Radyoların her gün defalarca Halil Sezai çalmasının, herkesin dilinde onun adının olmasının sırrı ne?
Acaba, bütün enstrümanlardan sıyrılıp bize dokunan sesi ve o sesteki sahicilik mi? Aynı şarkı sözleri, aynı yorumlarla kalabalıktan sıyrılmak mümkün değil artık. Rock müziğin yükselişi bile dinleyicinin bu yeni arayışına bağlanabilir mi?
Bence evet.
***
'O Ses Türkiye' yarışmasını da fırsat buldukça sırf bu nedenle izliyorum.
Müziğe gönül vermiş gençlerin yorumları farklı geliyor ve bu da onları ilginç kılıyor. Oradan bir şöhret çıkar mı, bilemem. Evet, şöhret olmak için pek çok şey gerekiyor ama her şöhretin de 'şahane bir sesi var' demek değil bu.
***
Ne zaman bir uyuşturucu operasyonu yapılsa, ünlüler deşifre ediliyor.
Sorgularının ardından serbest bırakılsalar da o sicili unutturmaları mümkün değil.

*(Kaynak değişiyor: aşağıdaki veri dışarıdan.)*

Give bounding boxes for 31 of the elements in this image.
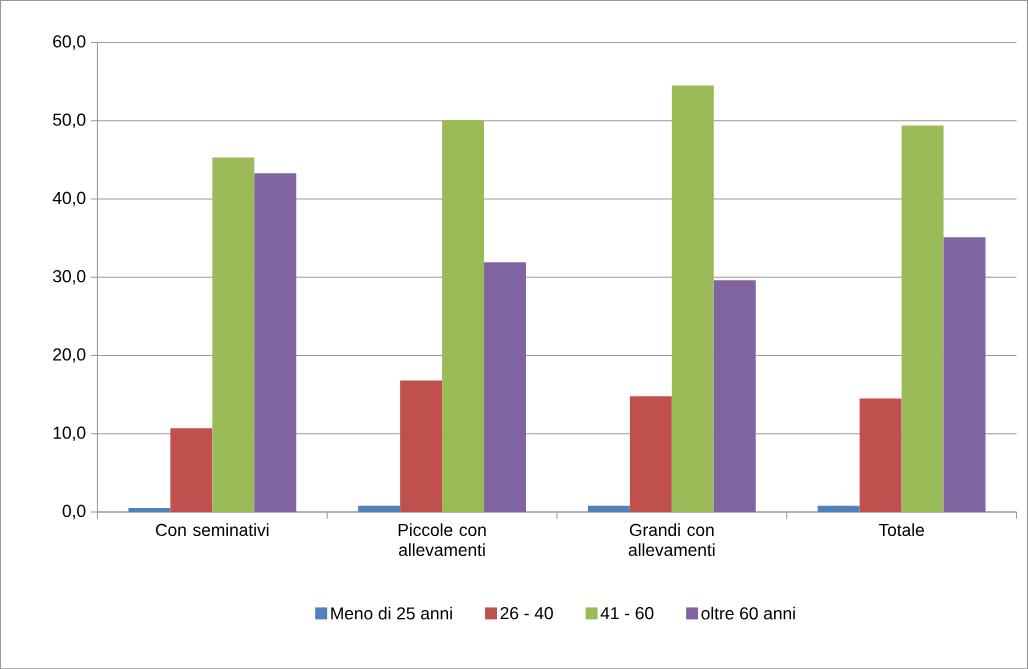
bar xyxy=(358,505,401,512)
legend-label: oltre 60 anni xyxy=(701,606,795,620)
x-tick-label: Piccole con allevamenti xyxy=(398,523,486,556)
bar xyxy=(170,428,213,512)
y-tick-label: 10,0 xyxy=(53,426,86,441)
bar xyxy=(442,119,485,512)
bar xyxy=(212,157,255,512)
bar xyxy=(128,507,171,512)
bar xyxy=(943,237,986,512)
bar xyxy=(713,280,756,512)
bar xyxy=(629,396,672,512)
y-tick-label: 50,0 xyxy=(53,113,86,128)
bar xyxy=(859,398,902,512)
y-tick-label: 30,0 xyxy=(53,269,86,285)
bar xyxy=(400,380,443,512)
y-tick-label: 0,0 xyxy=(62,504,86,519)
x-tick-label: Totale xyxy=(878,523,924,536)
legend-label: 41 - 60 xyxy=(600,606,654,620)
legend-label: 26 - 40 xyxy=(500,606,553,620)
bar xyxy=(587,505,630,512)
bar xyxy=(671,85,714,512)
y-tick-label: 60,0 xyxy=(53,35,86,50)
y-tick-label: 20,0 xyxy=(53,348,86,363)
x-tick-label: Grandi con allevamenti xyxy=(628,523,715,556)
bar xyxy=(901,125,944,512)
y-tick-label: 40,0 xyxy=(52,191,86,206)
bar xyxy=(817,505,860,512)
legend-label: Meno di 25 anni xyxy=(331,606,452,620)
x-tick-label: Con seminativi xyxy=(155,523,269,536)
bar xyxy=(254,172,297,512)
bar xyxy=(484,262,526,512)
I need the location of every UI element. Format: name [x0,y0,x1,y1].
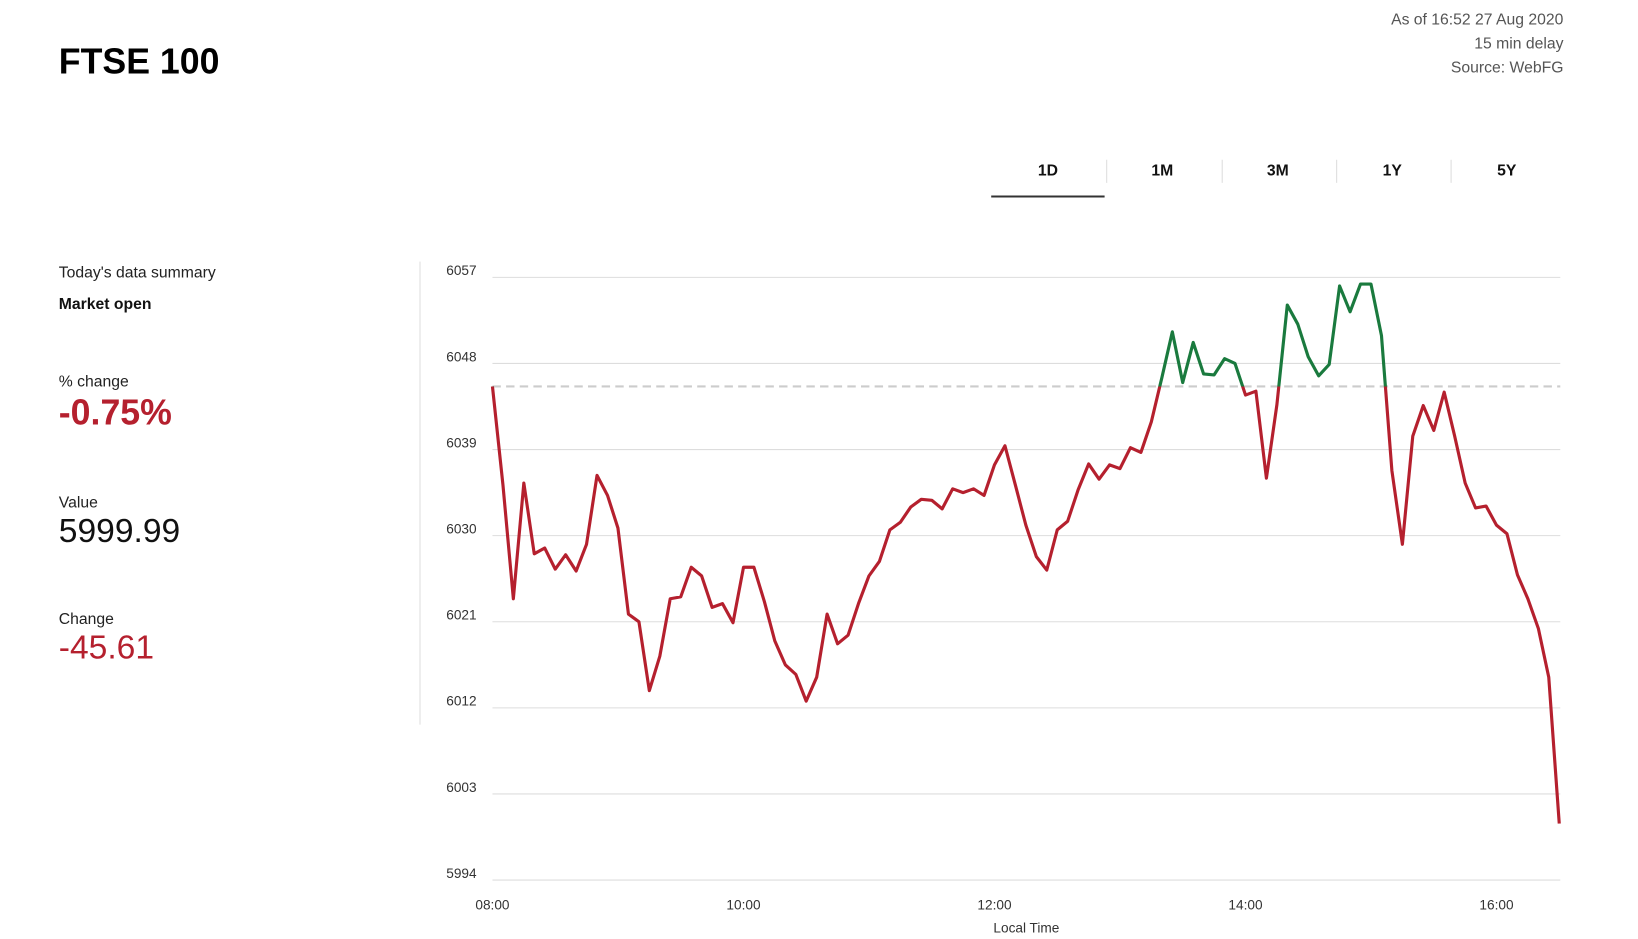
page-title: FTSE 100 [59,42,220,82]
summary-heading: Today's data summary [59,264,216,281]
y-tick-label: 6039 [446,435,476,450]
y-tick-label: 6057 [446,263,476,278]
y-tick-label: 6012 [446,694,476,709]
delay: 15 min delay [1474,35,1563,52]
x-tick-label: 08:00 [475,897,510,912]
x-tick-label: 14:00 [1228,897,1263,912]
summary-label: Change [59,611,114,628]
range-tab[interactable]: 1D [991,147,1104,195]
price-line [490,282,1561,824]
x-tick-label: 12:00 [977,897,1012,912]
y-tick-label: 6021 [446,608,476,623]
tab-label[interactable]: 1Y [1383,163,1403,180]
market-status: Market open [59,296,152,313]
source: Source: WebFG [1451,60,1564,77]
y-tick-label: 6048 [446,349,476,364]
summary-value: 5999.99 [59,513,180,550]
summary-value: -0.75% [59,392,172,432]
y-tick-label: 6003 [446,780,476,795]
summary-value: -45.61 [59,630,154,667]
tab-label[interactable]: 1D [1038,163,1058,180]
summary-label: Value [59,494,98,511]
x-axis-label: Local Time [993,921,1059,936]
x-tick-label: 16:00 [1479,897,1514,912]
tab-label[interactable]: 1M [1151,163,1173,180]
timestamp: As of 16:52 27 Aug 2020 [1391,11,1564,28]
tab-label[interactable]: 3M [1267,163,1289,180]
range-tab[interactable]: 3M [1221,147,1334,195]
x-tick-label: 10:00 [726,897,761,912]
y-tick-label: 5994 [446,866,477,881]
tab-label[interactable]: 5Y [1497,163,1517,180]
range-tab[interactable]: 5Y [1450,147,1563,195]
range-tab[interactable]: 1M [1106,147,1219,195]
summary-label: % change [59,374,129,391]
range-tab[interactable]: 1Y [1336,147,1449,195]
y-tick-label: 6030 [446,522,477,537]
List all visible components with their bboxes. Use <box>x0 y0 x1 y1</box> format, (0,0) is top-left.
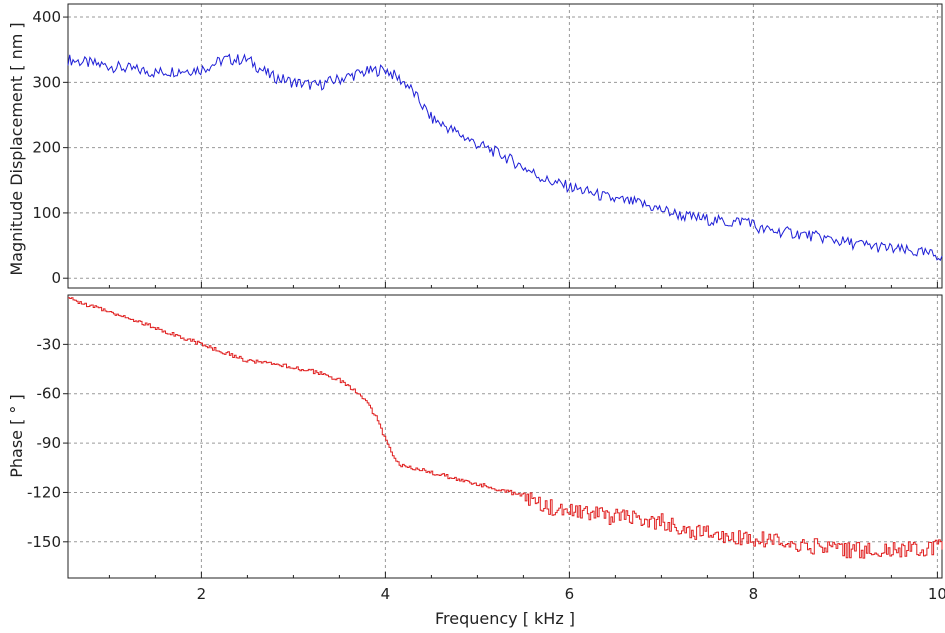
y-tick-label: 0 <box>51 269 61 287</box>
magnitude-y-axis-title: Magnitude Displacement [ nm ] <box>7 22 26 275</box>
y-tick-label: -150 <box>27 533 61 551</box>
y-tick-label: -90 <box>37 434 62 452</box>
y-tick-label: 200 <box>32 139 61 157</box>
phase-series-line <box>68 297 943 559</box>
x-tick-label: 6 <box>565 585 575 603</box>
phase-panel: 2 4 6 8 10 -30 -60 -90 -120 -150 <box>27 294 945 603</box>
y-tick-label: -60 <box>37 385 62 403</box>
plot-frame <box>67 294 943 579</box>
phase-y-axis-title: Phase [ ° ] <box>7 394 26 478</box>
x-tick-label: 8 <box>749 585 759 603</box>
plot-frame <box>67 3 943 289</box>
magnitude-panel: 0 100 200 300 400 <box>32 3 943 289</box>
y-tick-label: 100 <box>32 204 61 222</box>
magnitude-series-line <box>67 53 943 262</box>
x-tick-label: 4 <box>381 585 391 603</box>
y-tick-label: 300 <box>32 73 61 91</box>
x-axis-title: Frequency [ kHz ] <box>435 609 575 628</box>
y-tick-label: 400 <box>32 8 61 26</box>
x-tick-label: 2 <box>197 585 207 603</box>
y-tick-label: -120 <box>27 483 61 501</box>
x-tick-label: 10 <box>928 585 945 603</box>
y-tick-label: -30 <box>37 335 62 353</box>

Yasemin Kozanoğlu, günlerdir medyada.
Niçin diğerleri değil de o? Çünkü güzel kadın kontenjanından, haberin görsel unsurunu oluşturuyor.
Ama yazık değil mi?
***
Azer Bülbül'ün cenaze törenindeki izdihamı görünce, "Meraklı kalabalık mı yoksa sahiden hayranları-tutkunları mı?" diye düşünüyor insan.
Eğer ilk şık doğruysa ve insanlar ünlülerin cenazelerine ünlü görmek, fotoğraf çekmek için katılıyorsa; duyarlılıklarımızı tümden kaybettik demektir. Yok, ikinci şık doğruysa Azer Bülbül'ün diğerlerinden neyi eksikti? Niye bir türlü yırtamadı?